I suppose I should at least photograph each individual star before they get too wrinkled and crumpled in that bag.
But anyway, that bag. The kids must have gone through at least a few of them because there were some on top that were not part of our regular rotation, some I haven’t seen in a good long while. Including one from my father that said, “I wish that Austin and I will go skiing together next winter.” I remember at the time thinking, “Oh that’s sweet … but not gonna happen.” Not the very next winter at least.

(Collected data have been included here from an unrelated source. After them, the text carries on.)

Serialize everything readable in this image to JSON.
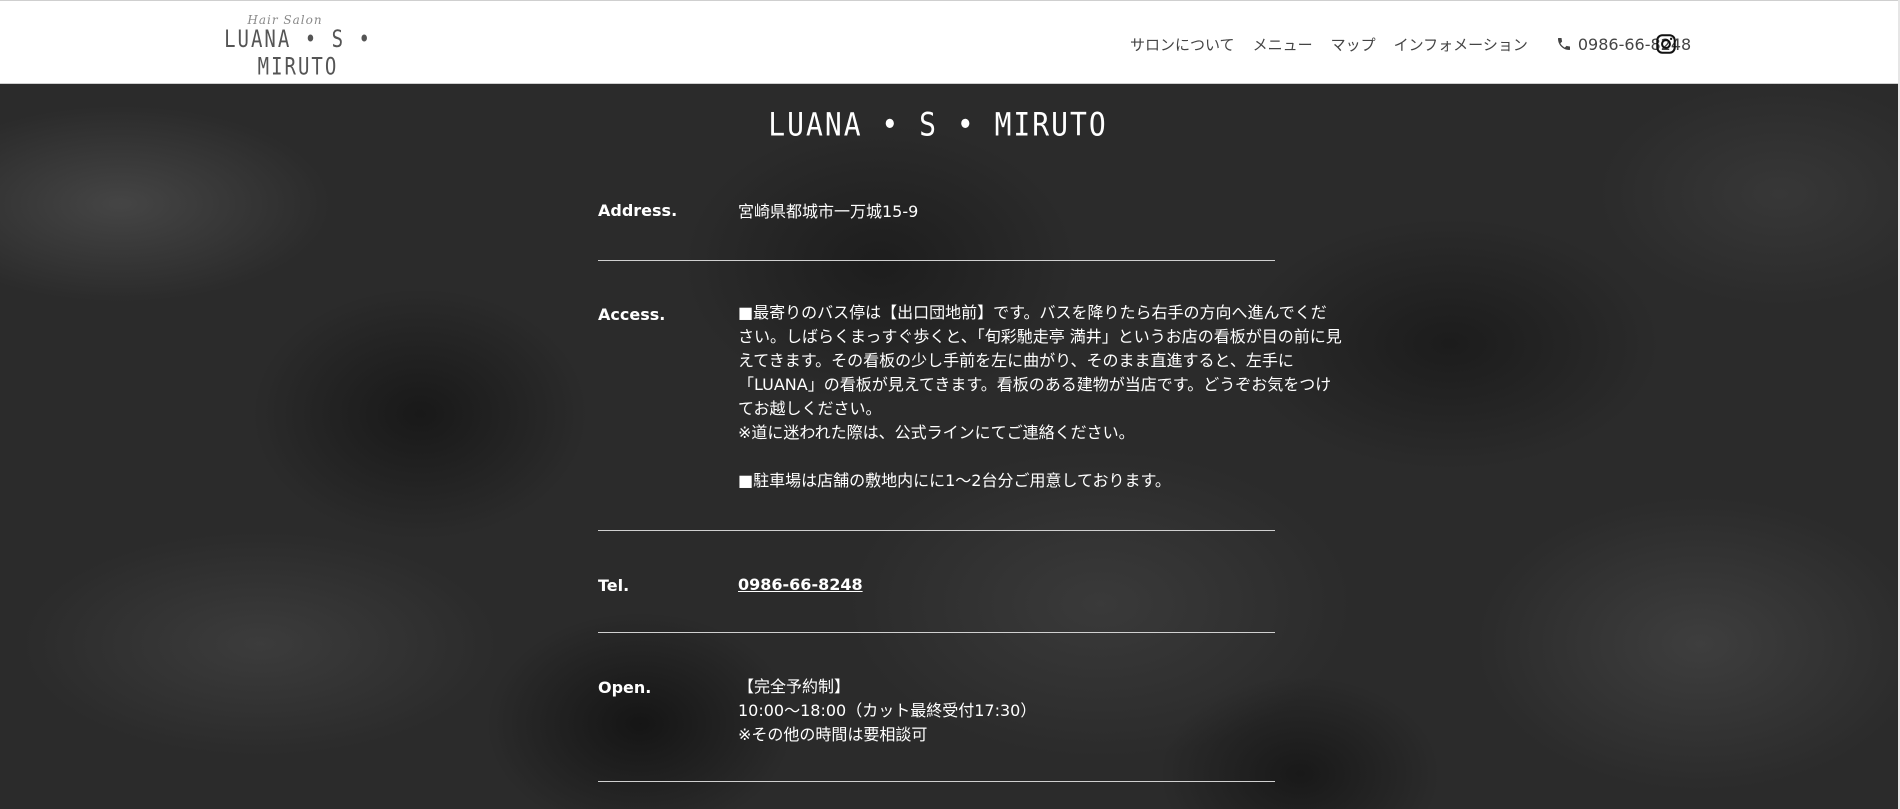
{
  "header": {
    "logo_small": "Hair Salon",
    "logo_main": "LUANA • S • MIRUTO",
    "nav": [
      "サロンについて",
      "メニュー",
      "マップ",
      "インフォメーション"
    ],
    "phone": "0986-66-8248",
    "phone_icon": "phone-icon",
    "instagram_icon": "instagram-icon"
  },
  "main": {
    "title": "LUANA • S • MIRUTO",
    "rows": {
      "address": {
        "label": "Address.",
        "value": "宮崎県都城市一万城15-9"
      },
      "access": {
        "label": "Access.",
        "lines": [
          "■最寄りのバス停は【出口団地前】です。バスを降りたら右手の方向へ進んでくだ",
          "さい。しばらくまっすぐ歩くと、「旬彩馳走亭 満井」というお店の看板が目の前に見",
          "えてきます。その看板の少し手前を左に曲がり、そのまま直進すると、左手に",
          "「LUANA」の看板が見えてきます。看板のある建物が当店です。どうぞお気をつけ",
          "てお越しください。",
          "※道に迷われた際は、公式ラインにてご連絡ください。",
          "■駐車場は店舗の敷地内にに1〜2台分ご用意しております。"
        ]
      },
      "tel": {
        "label": "Tel.",
        "value": "0986-66-8248"
      },
      "open": {
        "label": "Open.",
        "lines": [
          "【完全予約制】",
          "10:00〜18:00（カット最終受付17:30）",
          "※その他の時間は要相談可"
        ]
      }
    }
  },
  "colors": {
    "header_bg": "#ffffff",
    "page_bg": "#2b2b2b",
    "text_light": "#ffffff",
    "nav_text": "#444444"
  }
}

But it did happen. My dad wrote that wish in December 2009 and by the following winter, March 2011, just fifteen months later, they went skiing together down the mountains of Park City, Utah. (It wasn’t a very successful skiing adventure, that day, but that’s a story for another time.) But the remarkable fact is that they did it. They skied. Together. The very next winter.
The wish came true.
And I started wondering: How many more of those wishes have already come true? How many of us — friends and family and strangers — wished for my little boy and how many of those wishes have actually happened?
And the answer is a lot of them. All the simple little ones like laughter and giggles, cartwheels and playdates, going to school and making friends and riding a bike. He’s done all those things. He does them every day. He’s had that sleepover in the tent (well, he didn’t last the whole night, but still …), he’s gone sledding down Coventry Hill and boating on Lake Chautauqua. He’s met his little cousins and visited with friends far and near. And the biggest wishes have come true too. He is here, after all. He is with us, and so is his kidney, chugging along.
He’s checking’em off, one by one. His own joy-filled bucket list. That he has many many years to complete.